Por eso, cuando las condiciones orbitales y técnicas lo permiten, los responsables de las misiones pueden orientar el descenso hacia áreas oceánicas prácticamente deshabitadas.
El Punto Nemo ofrece una combinación excepcional de distancia, aislamiento y ausencia de población permanente.
No se trata, por lo tanto, de un vertedero convencional. Las naves no son simplemente transportadas hasta allí para ser arrojadas al mar. El proceso se produce mediante operaciones orbitales cuidadosamente calculadas.
El objetivo es que el vehículo realice una trayectoria de reentrada previamente determinada y que los restos terminen concentrándose en una zona considerada segura.
¿Se puede visitar el Punto Nemo?
En teoría, sí. En la práctica, hacerlo es extremadamente complejo.
Una persona no puede simplemente comprar un pasaje y llegar al Punto Nemo como si se tratara de un destino turístico convencional.
No existen hoteles, puertos turísticos, rutas comerciales regulares ni infraestructura para recibir visitantes.
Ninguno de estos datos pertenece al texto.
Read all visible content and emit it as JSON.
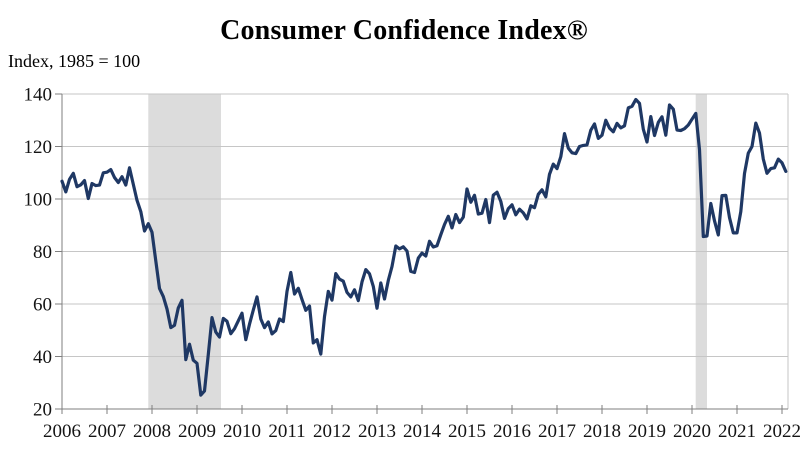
{
  "chart": {
    "title": "Consumer Confidence Index®",
    "y_axis_note": "Index,  1985 = 100"
  },
  "chart_data": {
    "type": "line",
    "title": "Consumer Confidence Index®",
    "ylabel": "Index, 1985 = 100",
    "xlabel": "",
    "frequency": "monthly",
    "x_start": "2006-01",
    "x_end": "2022-02",
    "xlim": [
      2006.0,
      2022.133
    ],
    "ylim": [
      20,
      140
    ],
    "y_ticks": [
      20,
      40,
      60,
      80,
      100,
      120,
      140
    ],
    "x_ticks": [
      2006,
      2007,
      2008,
      2009,
      2010,
      2011,
      2012,
      2013,
      2014,
      2015,
      2016,
      2017,
      2018,
      2019,
      2020,
      2021,
      2022
    ],
    "grid": "horizontal",
    "legend": "none",
    "recession_bands": [
      {
        "label": "Dec 2007 - Jun 2009 recession",
        "from": 2007.917,
        "to": 2009.533
      },
      {
        "label": "Feb 2020 - Apr 2020 recession",
        "from": 2020.083,
        "to": 2020.333
      }
    ],
    "colors": {
      "line": "#1f3864",
      "recession_band": "#dcdcdc",
      "gridline": "#c6c6c6",
      "axis": "#7f7f7f",
      "tick_label": "#141414"
    },
    "series": [
      {
        "name": "Consumer Confidence Index",
        "monthly_values": {
          "2006": [
            106.8,
            102.7,
            107.5,
            109.8,
            104.7,
            105.4,
            107.0,
            100.2,
            105.9,
            105.1,
            105.3,
            110.0
          ],
          "2007": [
            110.2,
            111.2,
            108.2,
            106.3,
            108.5,
            105.3,
            111.9,
            105.6,
            99.5,
            95.2,
            87.8,
            90.6
          ],
          "2008": [
            87.3,
            76.4,
            65.9,
            62.8,
            58.1,
            51.0,
            51.9,
            58.5,
            61.4,
            38.8,
            44.7,
            38.6
          ],
          "2009": [
            37.4,
            25.3,
            26.9,
            40.8,
            54.8,
            49.3,
            47.4,
            54.5,
            53.4,
            48.7,
            50.6,
            53.6
          ],
          "2010": [
            56.5,
            46.4,
            52.3,
            57.7,
            62.7,
            54.3,
            51.0,
            53.2,
            48.6,
            49.9,
            54.3,
            53.3
          ],
          "2011": [
            64.8,
            72.0,
            63.8,
            66.0,
            61.7,
            57.6,
            59.2,
            45.2,
            46.4,
            40.9,
            55.2,
            64.8
          ],
          "2012": [
            61.5,
            71.6,
            69.5,
            68.7,
            64.4,
            62.7,
            65.4,
            61.3,
            68.4,
            73.1,
            71.5,
            66.7
          ],
          "2013": [
            58.4,
            68.0,
            61.9,
            69.0,
            74.3,
            82.1,
            81.0,
            81.8,
            80.2,
            72.4,
            72.0,
            77.5
          ],
          "2014": [
            79.4,
            78.3,
            83.9,
            81.7,
            82.2,
            86.4,
            90.3,
            93.4,
            89.0,
            94.1,
            91.0,
            93.1
          ],
          "2015": [
            103.8,
            98.8,
            101.4,
            94.3,
            94.6,
            99.8,
            91.0,
            101.5,
            102.6,
            99.1,
            92.6,
            96.3
          ],
          "2016": [
            97.8,
            94.0,
            96.1,
            94.7,
            92.4,
            97.4,
            96.7,
            101.8,
            103.5,
            100.8,
            109.4,
            113.3
          ],
          "2017": [
            111.6,
            116.1,
            124.9,
            119.4,
            117.6,
            117.3,
            120.0,
            120.4,
            120.6,
            126.2,
            128.6,
            123.1
          ],
          "2018": [
            124.3,
            130.0,
            127.0,
            125.6,
            128.8,
            127.1,
            127.9,
            134.7,
            135.3,
            137.9,
            136.4,
            126.6
          ],
          "2019": [
            121.7,
            131.4,
            124.2,
            129.2,
            131.3,
            124.3,
            135.8,
            134.2,
            126.3,
            126.1,
            126.8,
            128.2
          ],
          "2020": [
            130.4,
            132.6,
            118.8,
            85.7,
            85.9,
            98.3,
            91.7,
            86.3,
            101.3,
            101.4,
            92.9,
            87.1
          ],
          "2021": [
            87.1,
            95.2,
            109.7,
            117.5,
            120.0,
            128.9,
            125.1,
            115.2,
            109.8,
            111.6,
            111.9,
            115.2
          ],
          "2022": [
            113.8,
            110.5
          ]
        }
      }
    ]
  }
}
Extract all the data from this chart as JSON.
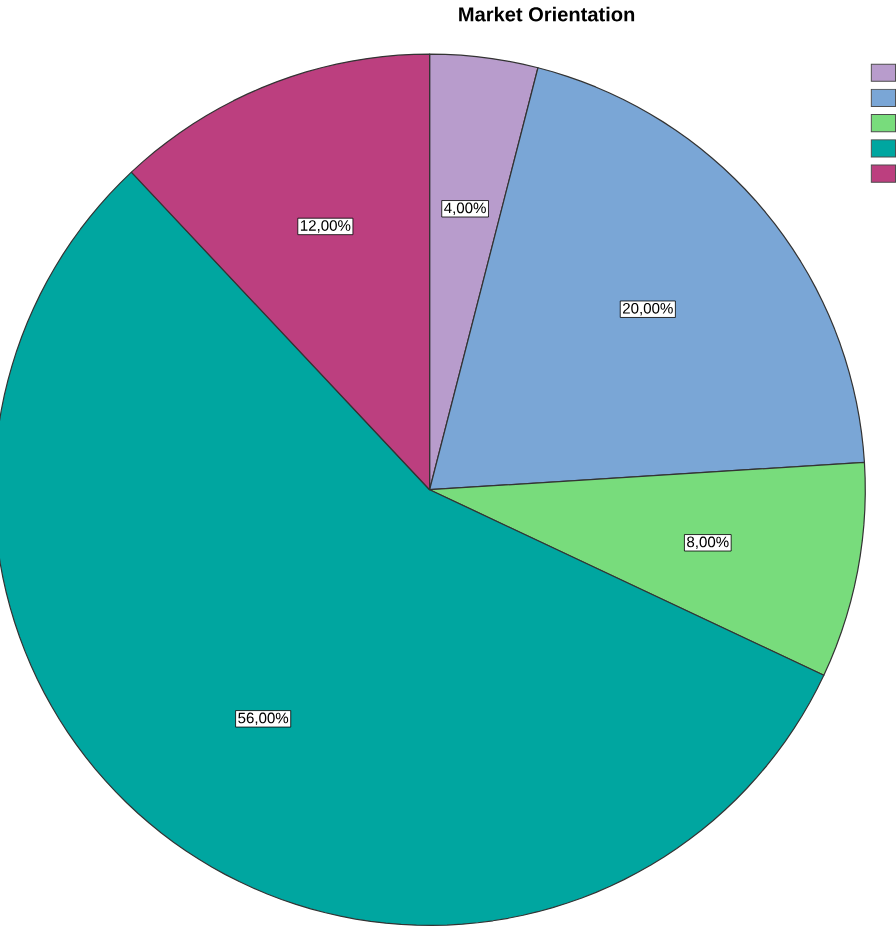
{
  "chart_data": {
    "type": "pie",
    "title": "Market Orientation",
    "categories": [
      null,
      null,
      null,
      null,
      null
    ],
    "values": [
      4,
      20,
      8,
      56,
      12
    ],
    "value_labels": [
      "4,00%",
      "20,00%",
      "8,00%",
      "56,00%",
      "12,00%"
    ],
    "colors": [
      "#b89ccc",
      "#7aa6d6",
      "#78dc7c",
      "#00a6a0",
      "#bc3f7f"
    ]
  }
}
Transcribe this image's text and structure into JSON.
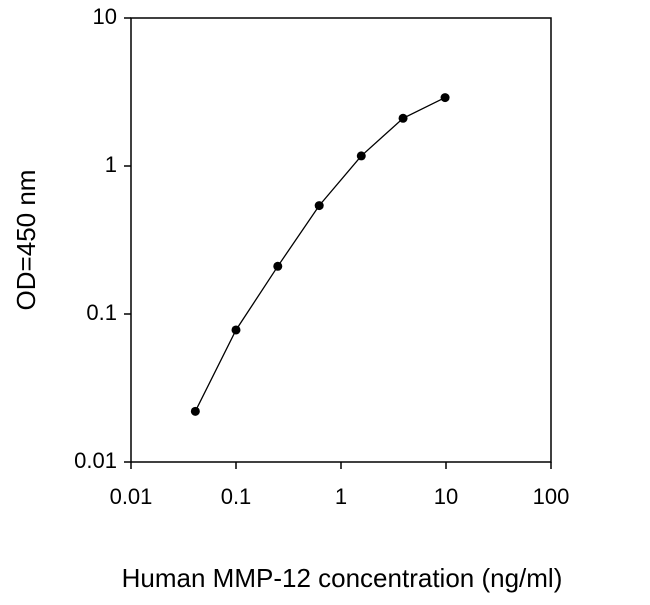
{
  "chart_data": {
    "type": "line",
    "x_label": "Human MMP-12 concentration (ng/ml)",
    "y_label": "OD=450 nm",
    "x": [
      0.041,
      0.1,
      0.25,
      0.62,
      1.56,
      3.9,
      9.8
    ],
    "series": [
      {
        "color": "#000000",
        "values": [
          0.022,
          0.078,
          0.21,
          0.54,
          1.17,
          2.1,
          2.9
        ]
      }
    ],
    "xscale": "log",
    "yscale": "log",
    "xlim": [
      0.01,
      100
    ],
    "ylim": [
      0.01,
      10
    ],
    "xticks": [
      0.01,
      0.1,
      1,
      10,
      100
    ],
    "yticks": [
      0.01,
      0.1,
      1,
      10
    ]
  }
}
Una expedición tendría que contar con una embarcación apropiada, combustible suficiente, provisiones, sistemas de comunicación y capacidad para afrontar varios días de navegación por aguas abiertas.
Además, las condiciones meteorológicas y oceánicas pueden cambiar rápidamente.
Por esa razón, quienes alcanzan esta zona suelen hacerlo dentro de expediciones científicas, investigaciones oceanográficas o travesías especialmente organizadas.
El aislamiento es justamente el rasgo que hace atractivo al lugar y, al mismo tiempo, convierte su acceso en una dificultad.
Un lugar real que parece salido de una novela
La historia del Punto Nemo reúne varios elementos que parecen pertenecer a una obra de ciencia ficción.
Está ubicado en un océano gigantesco, a miles de kilómetros de cualquier continente, fue descubierto mediante cálculos informáticos, lleva el nombre de un personaje de Julio Verne y, además, se convirtió en el destino final de restos procedentes de algunas de las mayores aventuras espaciales de la humanidad.
Es uno de los pocos lugares del planeta donde la exploración del océano y la exploración del espacio parecen encontrarse.
Mientras los astronautas y las agencias espaciales trabajan a cientos de kilómetros sobre la superficie terrestre, algunos de los vehículos que dejan de ser útiles pueden terminar, después de su reentrada, en las profundidades del océano situado en uno de los lugares más aislados de la Tierra.
El Punto Nemo es, en definitiva, mucho más que una coordenada perdida en el Pacífico.
Es la expresión geográfica de la enorme dimensión del planeta y, al mismo tiempo, un recordatorio de que incluso después de décadas de exploración todavía existen regiones terrestres donde la presencia humana continúa siendo excepcional.
A miles de kilómetros de cualquier costa, rodeado únicamente por agua, el Punto Nemo permanece prácticamente invisible para quien observa la Tierra desde su superficie.
Y, sin embargo, bajo esas aguas se encuentra una parte singular de la historia tecnológica de la humanidad: los restos de vehículos creados para viajar más allá de nuestro planeta y que finalmente regresaron a uno de los rincones más remotos del mundo.